Sofística
(uma biografia do conhecimento)
45.9 – Protágoras, o legislador.
Gilbert Romeyer-Dherbey pontua:
“Foi Protágoras que Péricles e o regime democrático ateniense escolheram em 444 para elaborar a Constituição de Túrios.
E a Constituição de Túrios não podia ser senão uma constituição de tipo democrático.
[...]
A política e o direito constituem um campo privilegiado para a visão antilógica das coisas. A ambiguidade reina no domínio antropológico e é nesta seção das Antilogias que devia ter lugar a discussão sobre a morte de Epitímio de Farsália evocada por Plutarco: “Com efeito, em virtude de alguém, no pentatlo, ter atingido, sem querer, com um dardo, Epitímio de Farsália e o ter morto, Péricles consagrou um dia inteiro a interrogar-se se era, de acordo com a argumentação mais correta, o dardo, ou antes aquele que o lançara, ou os organismos dos Jogos, que haveria que considerar como causas do drama.” [Osório diz: A antilogia no Direito e na Política]
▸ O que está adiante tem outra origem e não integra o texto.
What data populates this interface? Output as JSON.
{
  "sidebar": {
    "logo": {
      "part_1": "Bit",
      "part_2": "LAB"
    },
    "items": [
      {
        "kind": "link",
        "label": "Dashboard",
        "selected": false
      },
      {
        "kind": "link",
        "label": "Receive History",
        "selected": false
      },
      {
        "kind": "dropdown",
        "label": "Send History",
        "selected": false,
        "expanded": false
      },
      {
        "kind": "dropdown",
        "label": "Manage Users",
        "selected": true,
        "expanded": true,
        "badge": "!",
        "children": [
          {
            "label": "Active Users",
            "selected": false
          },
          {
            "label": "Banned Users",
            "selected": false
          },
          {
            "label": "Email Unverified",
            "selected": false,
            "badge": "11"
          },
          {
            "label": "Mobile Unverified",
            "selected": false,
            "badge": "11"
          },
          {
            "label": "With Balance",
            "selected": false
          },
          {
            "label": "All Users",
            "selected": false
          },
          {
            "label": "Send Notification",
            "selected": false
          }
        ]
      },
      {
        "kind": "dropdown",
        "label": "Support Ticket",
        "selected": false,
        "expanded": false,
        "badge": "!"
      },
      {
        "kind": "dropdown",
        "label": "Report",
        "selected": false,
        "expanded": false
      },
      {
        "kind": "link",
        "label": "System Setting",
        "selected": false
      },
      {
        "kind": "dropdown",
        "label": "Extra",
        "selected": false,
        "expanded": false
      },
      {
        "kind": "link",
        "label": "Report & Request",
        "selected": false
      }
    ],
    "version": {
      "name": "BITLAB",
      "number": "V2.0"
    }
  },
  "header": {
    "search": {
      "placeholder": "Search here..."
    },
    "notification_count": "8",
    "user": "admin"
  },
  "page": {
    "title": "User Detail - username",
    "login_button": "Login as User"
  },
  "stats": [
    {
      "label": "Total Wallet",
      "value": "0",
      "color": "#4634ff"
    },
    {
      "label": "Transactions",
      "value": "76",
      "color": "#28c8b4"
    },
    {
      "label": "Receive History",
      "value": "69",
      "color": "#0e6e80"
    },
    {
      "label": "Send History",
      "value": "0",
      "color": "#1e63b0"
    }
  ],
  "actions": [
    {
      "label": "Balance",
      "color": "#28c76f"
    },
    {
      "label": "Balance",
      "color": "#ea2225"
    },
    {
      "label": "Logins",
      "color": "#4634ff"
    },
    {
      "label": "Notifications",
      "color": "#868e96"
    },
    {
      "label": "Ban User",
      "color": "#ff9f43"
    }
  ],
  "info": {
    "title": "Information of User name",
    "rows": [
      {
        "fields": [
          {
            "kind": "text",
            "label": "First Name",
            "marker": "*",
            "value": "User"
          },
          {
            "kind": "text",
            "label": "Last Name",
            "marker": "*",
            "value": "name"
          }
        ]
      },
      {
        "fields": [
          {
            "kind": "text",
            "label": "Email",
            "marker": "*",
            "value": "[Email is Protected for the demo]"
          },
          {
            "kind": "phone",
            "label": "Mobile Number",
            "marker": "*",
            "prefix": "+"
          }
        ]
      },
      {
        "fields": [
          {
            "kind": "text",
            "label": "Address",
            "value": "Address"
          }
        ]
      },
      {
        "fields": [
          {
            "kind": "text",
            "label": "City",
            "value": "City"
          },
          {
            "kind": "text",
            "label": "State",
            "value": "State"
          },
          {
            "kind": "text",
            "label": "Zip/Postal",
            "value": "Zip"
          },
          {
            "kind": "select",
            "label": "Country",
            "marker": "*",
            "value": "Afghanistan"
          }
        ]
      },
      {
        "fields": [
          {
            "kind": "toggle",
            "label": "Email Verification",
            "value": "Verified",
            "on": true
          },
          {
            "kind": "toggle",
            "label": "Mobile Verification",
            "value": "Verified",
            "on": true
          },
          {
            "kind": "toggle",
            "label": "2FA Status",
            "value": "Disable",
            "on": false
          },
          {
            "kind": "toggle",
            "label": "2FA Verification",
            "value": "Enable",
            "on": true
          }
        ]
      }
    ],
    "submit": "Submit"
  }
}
Esta discussão não visava instaurar uma hierarquia nos níveis da responsabilidade (fez-se saber que, para o direito arcaico, um objeto pode ser declarado culpável), mas segundo interpretação de G. Rensi, devia mostrar a impossibilidade em que se estava para a determinar, a não ser arbitrariamente. Três causas da morte de Epitímio podem ser invocadas, e igualmente legítimas segundo o ponto de vista adotado: para o médico, foi o dardo que causou a morte; para o juiz, foi quem o lançou; para a autoridade política, foi o organizador dos Jogos. A lição deste fragmento é, portanto, a de um perspectivismo que tende a provar que não existe um perfeito absoluto e em si, permitindo discernir ao vivo e certeiramente, nos casos jurídicos concretos. [Osório diz: por que Péricles passou um dia discutindo com Protágoras]
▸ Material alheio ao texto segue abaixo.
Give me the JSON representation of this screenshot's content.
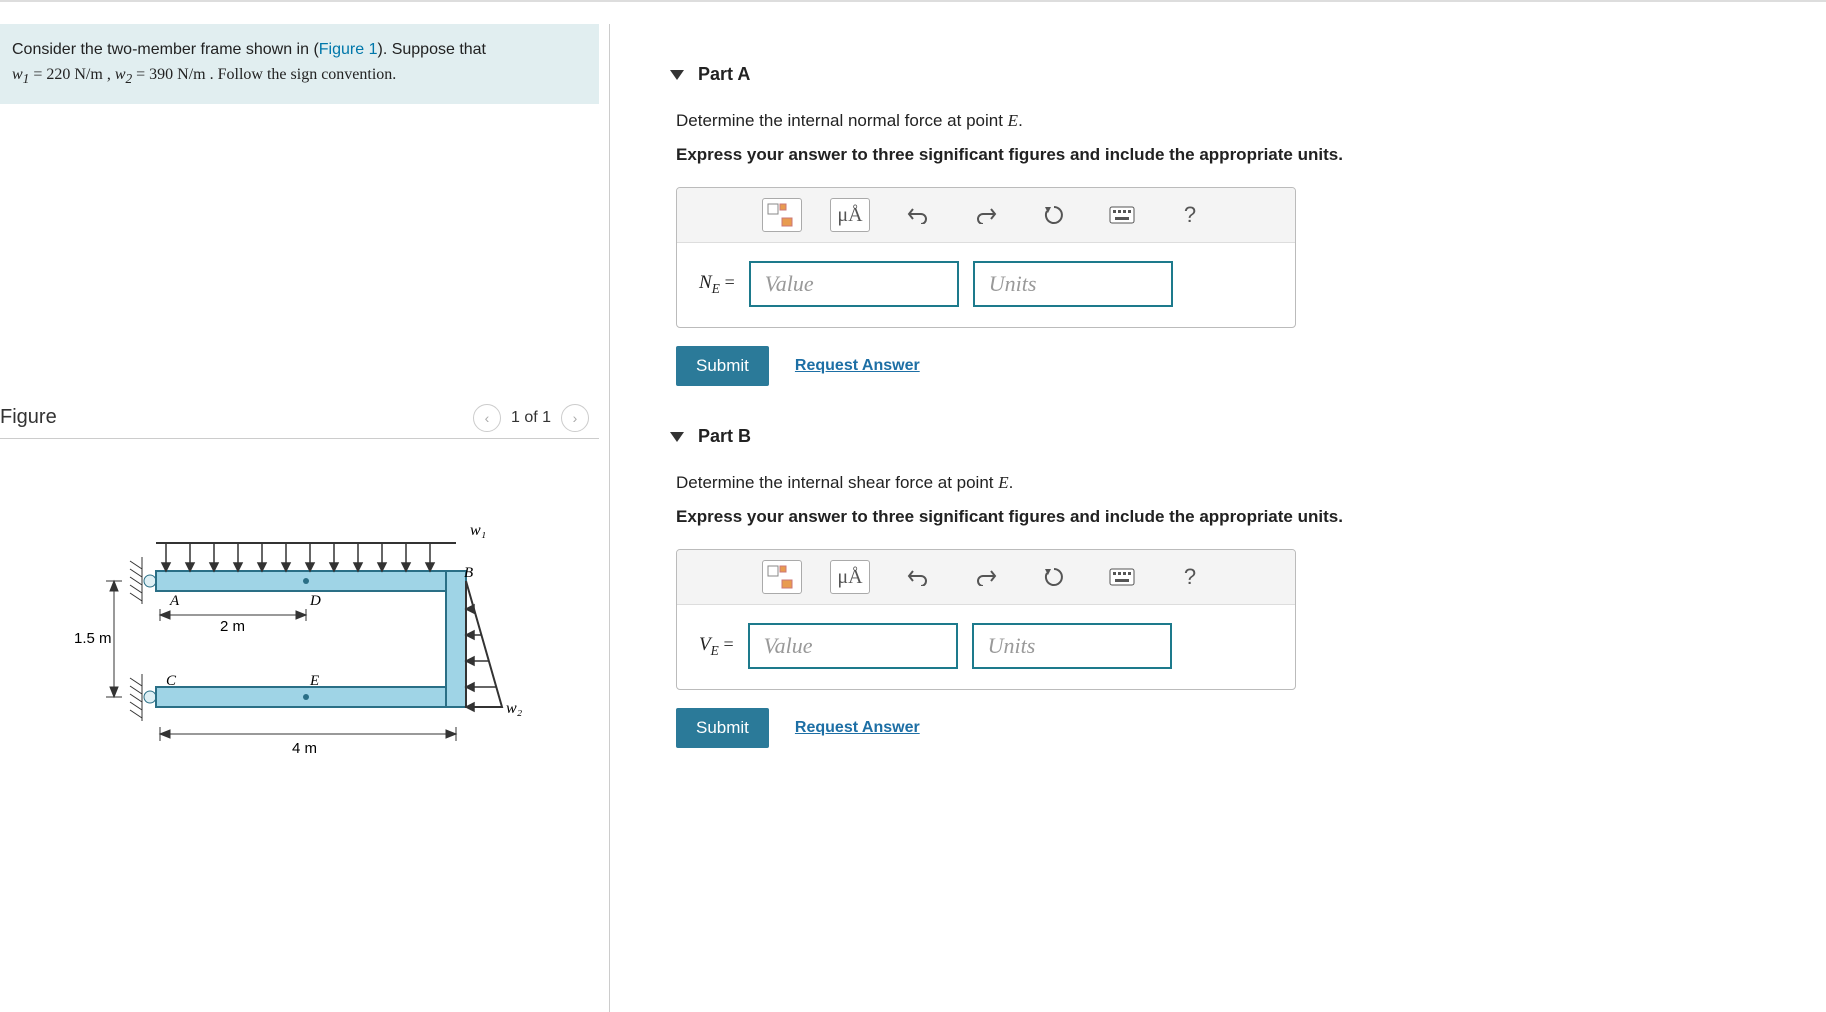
{
  "problem": {
    "text_1": "Consider the two-member frame shown in (",
    "figure_link": "Figure 1",
    "text_2": "). Suppose that",
    "text_3": " = 220  N/m , ",
    "text_4": " = 390  N/m . Follow the sign convention.",
    "w1": "w",
    "w1_sub": "1",
    "w2": "w",
    "w2_sub": "2"
  },
  "figure": {
    "title": "Figure",
    "pager": "1 of 1",
    "labels": {
      "w1": "w₁",
      "w2": "w₂",
      "A": "A",
      "B": "B",
      "C": "C",
      "D": "D",
      "E": "E",
      "dim_1_5": "1.5 m",
      "dim_2": "2 m",
      "dim_4": "4 m"
    }
  },
  "parts": {
    "a": {
      "title": "Part A",
      "prompt1_a": "Determine the internal normal force at point ",
      "prompt1_var": "E",
      "prompt1_b": ".",
      "prompt2": "Express your answer to three significant figures and include the appropriate units.",
      "var_letter": "N",
      "var_sub": "E",
      "eq": "=",
      "value_ph": "Value",
      "units_ph": "Units",
      "submit": "Submit",
      "request": "Request Answer"
    },
    "b": {
      "title": "Part B",
      "prompt1_a": "Determine the internal shear force at point ",
      "prompt1_var": "E",
      "prompt1_b": ".",
      "prompt2": "Express your answer to three significant figures and include the appropriate units.",
      "var_letter": "V",
      "var_sub": "E",
      "eq": "=",
      "value_ph": "Value",
      "units_ph": "Units",
      "submit": "Submit",
      "request": "Request Answer"
    }
  },
  "toolbar": {
    "mu_label": "μÅ",
    "help_label": "?"
  }
}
Se há uma disciplina que não se adapta ao perspectivismo é a matemática, que, aos olhos de Protágoras, é uma arte (techné). Também procura demonstrar que é igualmente antilógica e, como as outras artes, se contradiz. Com efeito, a geometria ensina-nos que a reta tangente ao círculo toca este círculo em um ponto, mas se traçamos o círculo e a reta perceptíveis, apercebemo-nos de que a reta toca sempre o círculo em vários pontos e que nunca poderemos obter uma figura conforme com as definições matemáticas. Ora, a geometria não pode, para raciocinar, dispensar a consideração das figuras, cujo traçado desmente o discurso que o matemático elabora a seu respeito: “Com efeito, o círculo toca a tangente não apenas num ponto, mas como disse Protágoras na sua refutação dos geómetras.” Se a matemática é antilógica, a fortiori também o serão as outras artes. No final das Antilogias põe-se, portanto, de maneira premente, o problema da verdade.” [Osório diz: os matemáticos serem mais uns “inimigos” do Sofista). (Fonte: Os sofistas, Gilbert Romeyer-Dherbey, tradução João Amado, Edições 70, Lisboa, 1999, p. 15 e 21-22).